Indika is a blend of the mundane and the cosmically weird.

Joel – Mike Sabadash

I can all but guarantee, without even knowing who you are, dear reader, that you’ve never played a game quite like Indika. Equal parts experimental genre piece, interactive arthouse film, surreal Soviet-style comedy, and deeply personal crisis of faith, Indika is a fever-dream-with-a-heart-of-gold. You play as Indika herself, a nun in a Russian Orthodox convent who is shunned by her fellow Sisters in Christ, who believe her to be harboring the the voice of the devil. From the jump, everything in Indika’s world seems to be a contradiction. While she laboriously fetches 5 buckets of water from a well, there’s an always-visible point indicator at the top of the screen. After filling all 5 buckets worth of water, an elder nun spitefully pours it all out on the ground, at which point Indika “levels up”, rewarding her to pick a perk from a skill tree that only offers ways to increase her “Repentance”, “Grief”, or “Regret”. In the following scene, as Indika joins the other nuns in the chapel for prayer, she hallucinates a tiny, whimsically sized man, who jumps out of an elder nun’s mouth and begins dancing down the priest’s arms, grooving to what sounds to be late 90s era electronica.

In spite of how bizarre it is, Indika is a relatable story about a person harboring doubts about their faith in God. How can there be a just God when everything around us seems so random and devoid of meaning? The game’s core insight around a loss of faith is one that has stuck with me ever since I played it — Indika suggests that religion isn’t just about what you chose to believe in or philosophical quandaries about whether God does or does not, in fact, love you, but rather it is ultimately about how you see yourself and how you allow the world to see you.

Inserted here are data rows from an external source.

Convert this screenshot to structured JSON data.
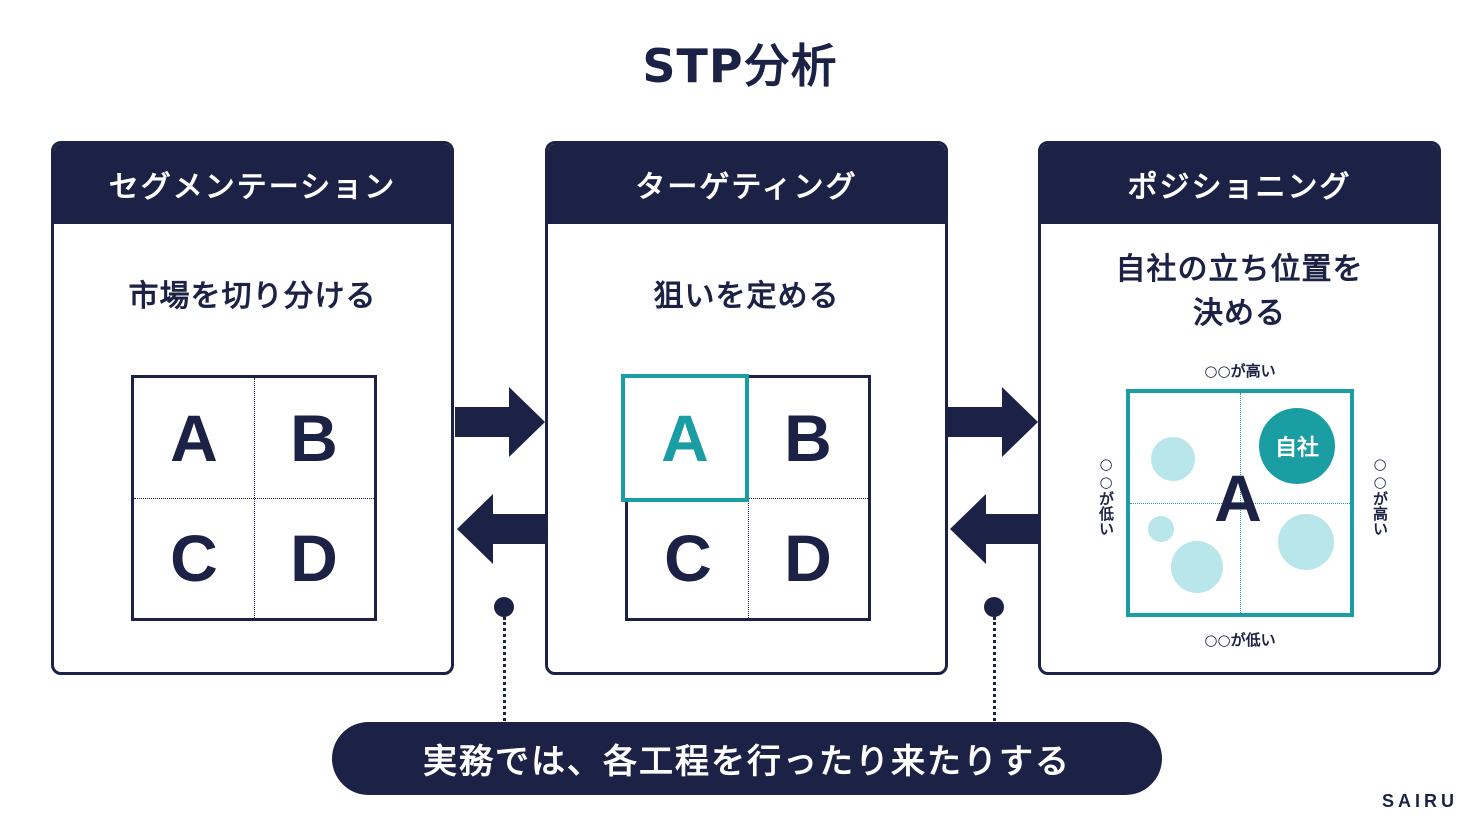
{
  "title": "STP分析",
  "cards": [
    {
      "header": "セグメンテーション",
      "subtitle": "市場を切り分ける",
      "grid": [
        "A",
        "B",
        "C",
        "D"
      ]
    },
    {
      "header": "ターゲティング",
      "subtitle": "狙いを定める",
      "grid": [
        "A",
        "B",
        "C",
        "D"
      ],
      "highlight": "A"
    },
    {
      "header": "ポジショニング",
      "subtitle_line1": "自社の立ち位置を",
      "subtitle_line2": "決める",
      "map": {
        "top_label": "○○が高い",
        "bottom_label": "○○が低い",
        "left_label": "○○が低い",
        "right_label": "○○が高い",
        "self_label": "自社",
        "center_label": "A"
      }
    }
  ],
  "footer": "実務では、各工程を行ったり来たりする",
  "brand": "SAIRU",
  "colors": {
    "navy": "#1c2245",
    "teal": "#1b9ea3",
    "light_teal": "#b9e6ea"
  }
}
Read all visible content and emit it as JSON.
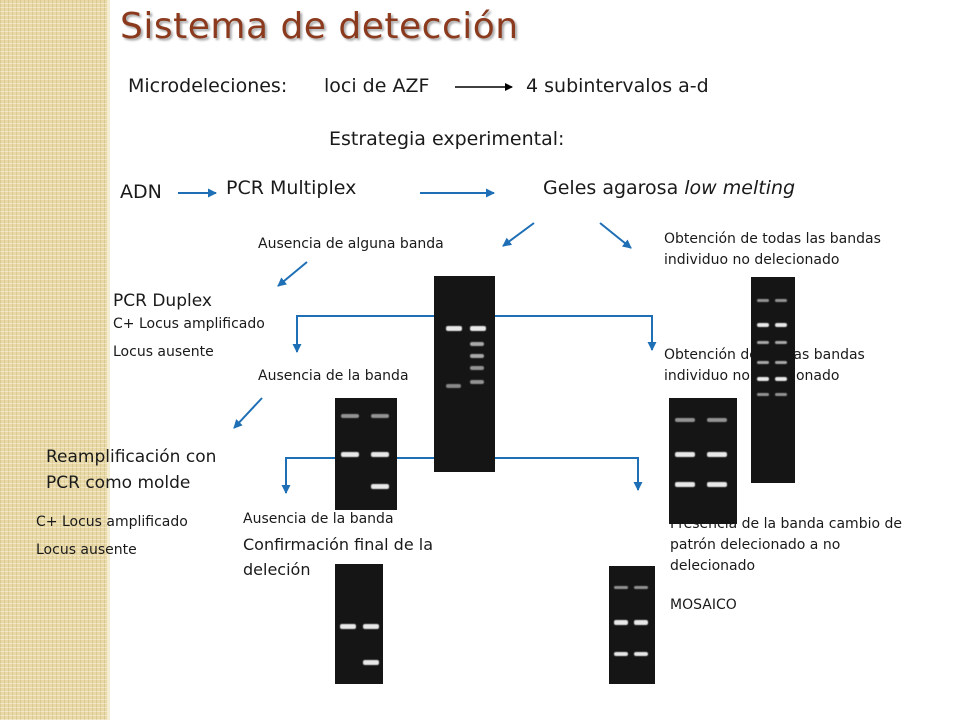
{
  "title": "Sistema de detección",
  "line1": {
    "left": "Microdeleciones:",
    "loci": "loci de AZF",
    "right": "4 subintervalos a-d"
  },
  "strategy": "Estrategia experimental:",
  "flow": {
    "adn": "ADN",
    "pcr_multiplex": "PCR Multiplex",
    "geles": "Geles agarosa ",
    "geles_italic": "low melting"
  },
  "branch1": {
    "left_label": "Ausencia de alguna banda",
    "right_line1": "Obtención de todas las bandas",
    "right_line2": "individuo no delecionado"
  },
  "duplex": {
    "title": "PCR Duplex",
    "ctrl": "C+ Locus amplificado",
    "absent": "Locus ausente",
    "left_label": "Ausencia de la banda",
    "right_line1": "Obtención de ambas bandas",
    "right_line2": "individuo no delecionado"
  },
  "reamp": {
    "line1": "Reamplificación con",
    "line2": "PCR como molde",
    "ctrl": "C+ Locus amplificado",
    "absent": "Locus ausente"
  },
  "final": {
    "left_small": "Ausencia de la banda",
    "left_line1": "Confirmación final de la",
    "left_line2": "deleción",
    "right_line1": "Presencia de la banda cambio de",
    "right_line2": "patrón delecionado a no",
    "right_line3": "delecionado",
    "mosaic": "MOSAICO"
  },
  "colors": {
    "title": "#8b3a1e",
    "arrow": "#1e6fb5",
    "accent_stripe": "#e9d9a6"
  }
}
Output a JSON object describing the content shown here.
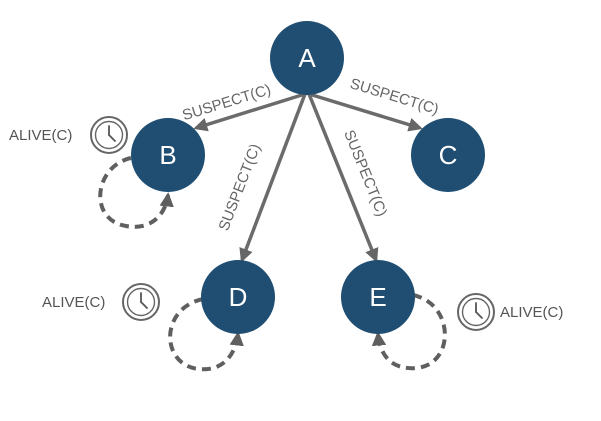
{
  "nodes": {
    "A": "A",
    "B": "B",
    "C": "C",
    "D": "D",
    "E": "E"
  },
  "edges": {
    "a_to_b": "SUSPECT(C)",
    "a_to_c": "SUSPECT(C)",
    "a_to_d": "SUSPECT(C)",
    "a_to_e": "SUSPECT(C)"
  },
  "status": {
    "b": "ALIVE(C)",
    "d": "ALIVE(C)",
    "e": "ALIVE(C)"
  },
  "icons": {
    "timer": "clock-icon"
  },
  "colors": {
    "node": "#1f4e72",
    "edge": "#6b6b6b",
    "text": "#666666"
  }
}
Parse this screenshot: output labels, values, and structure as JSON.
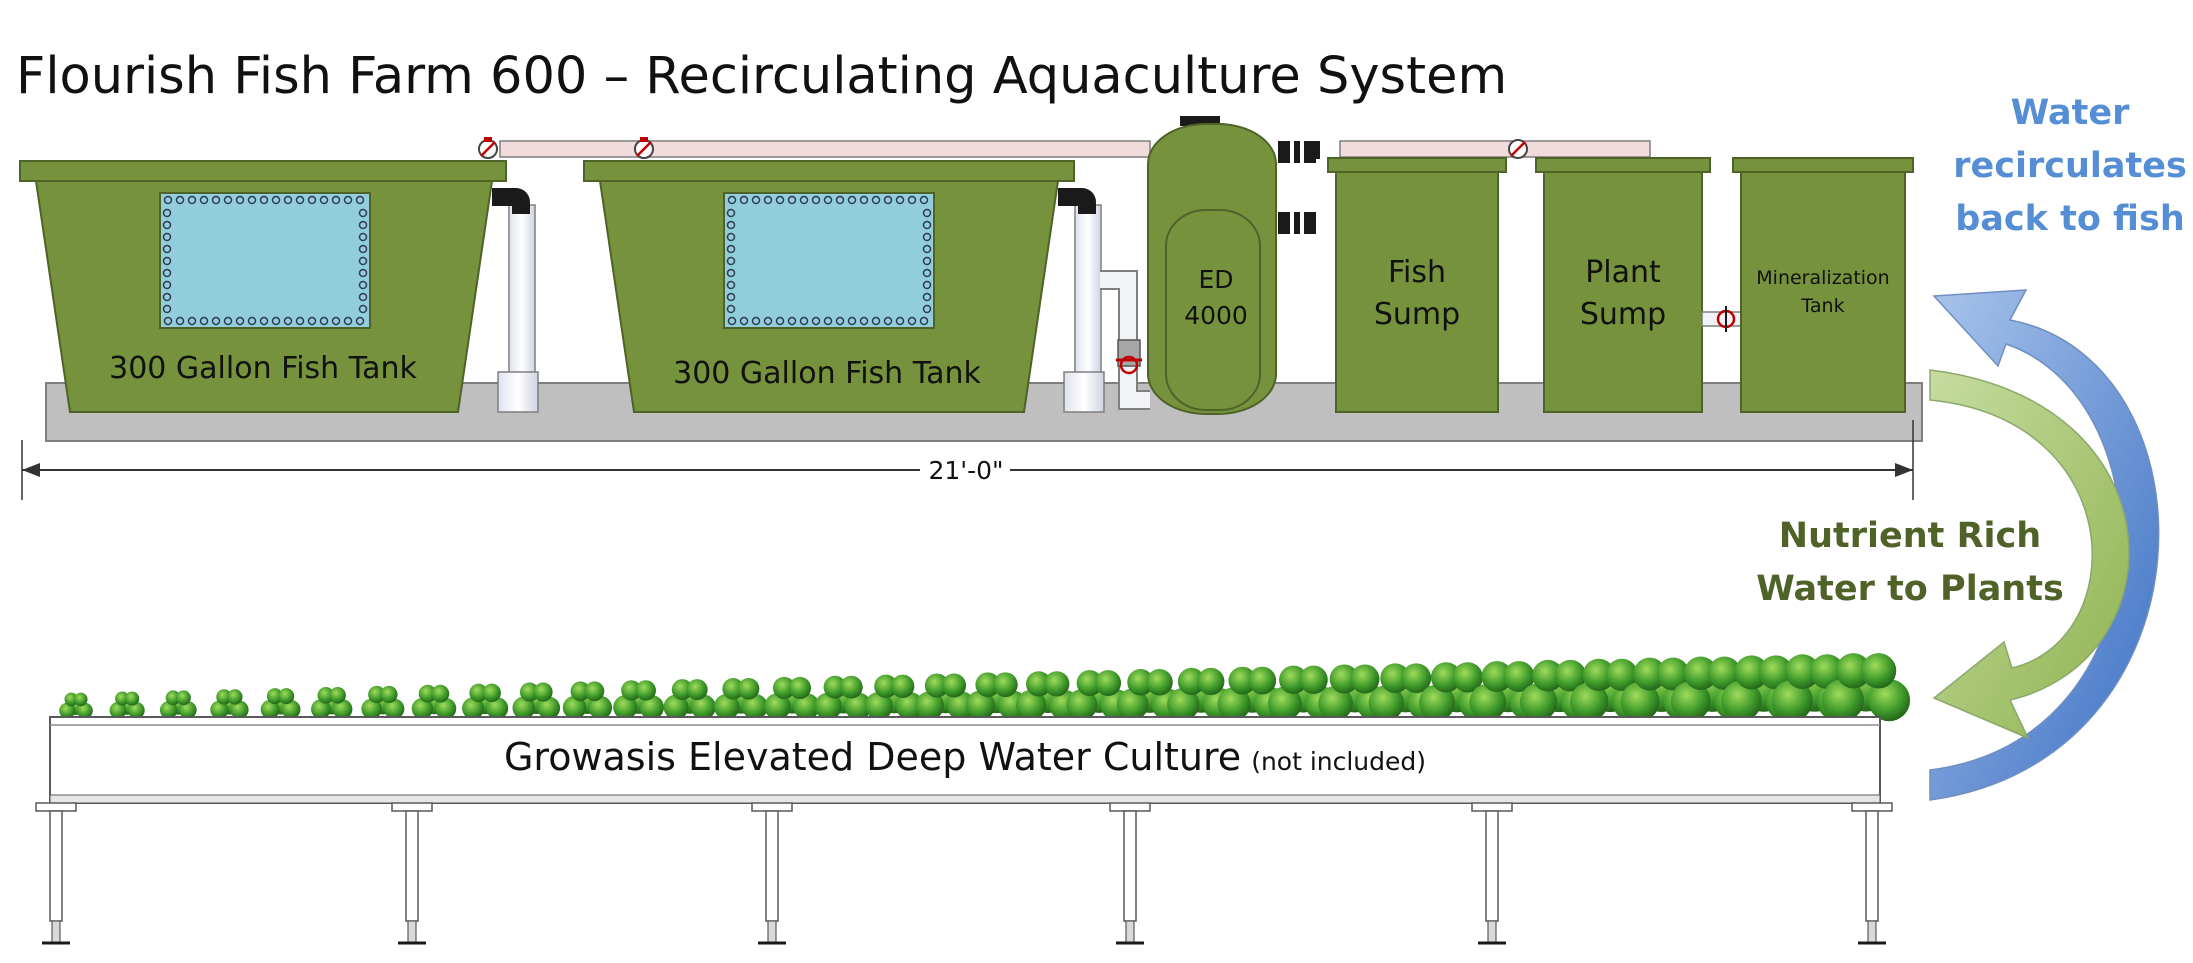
{
  "title": "Flourish Fish Farm 600 – Recirculating Aquaculture System",
  "tanks": [
    {
      "label": "300 Gallon Fish Tank"
    },
    {
      "label": "300 Gallon Fish Tank"
    }
  ],
  "filter": {
    "line1": "ED",
    "line2": "4000"
  },
  "fish_sump": {
    "line1": "Fish",
    "line2": "Sump"
  },
  "plant_sump": {
    "line1": "Plant",
    "line2": "Sump"
  },
  "mineralization": {
    "line1": "Mineralization",
    "line2": "Tank"
  },
  "dimension": "21'-0\"",
  "flow_back": {
    "line1": "Water",
    "line2": "recirculates",
    "line3": "back to fish"
  },
  "flow_plants": {
    "line1": "Nutrient Rich",
    "line2": "Water to Plants"
  },
  "dwc": {
    "main": "Growasis Elevated Deep Water Culture",
    "note": "(not included)"
  },
  "colors": {
    "tank_green": "#77923c",
    "tank_dark": "#4f6228",
    "window_blue": "#92cddc",
    "base_gray": "#bfbfbf",
    "blue_arrow": "#4f81bd",
    "blue_text": "#558ed5",
    "green_arrow": "#9bbb59",
    "green_text": "#4f6228"
  }
}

A religion that preaches original sin requires you to see yourself, first and foremost, as a sinner. What does a lifetime of thinking this way do to a person’s self-image? And how would it feel to suddenly be liberated from it?

For those interested in indie games with big ideas about life and the world, I can’t recommend Indika enough. It’s best to go into the experience as blind as possible, so I don’t plan on saying too much else — go experience it for yourself.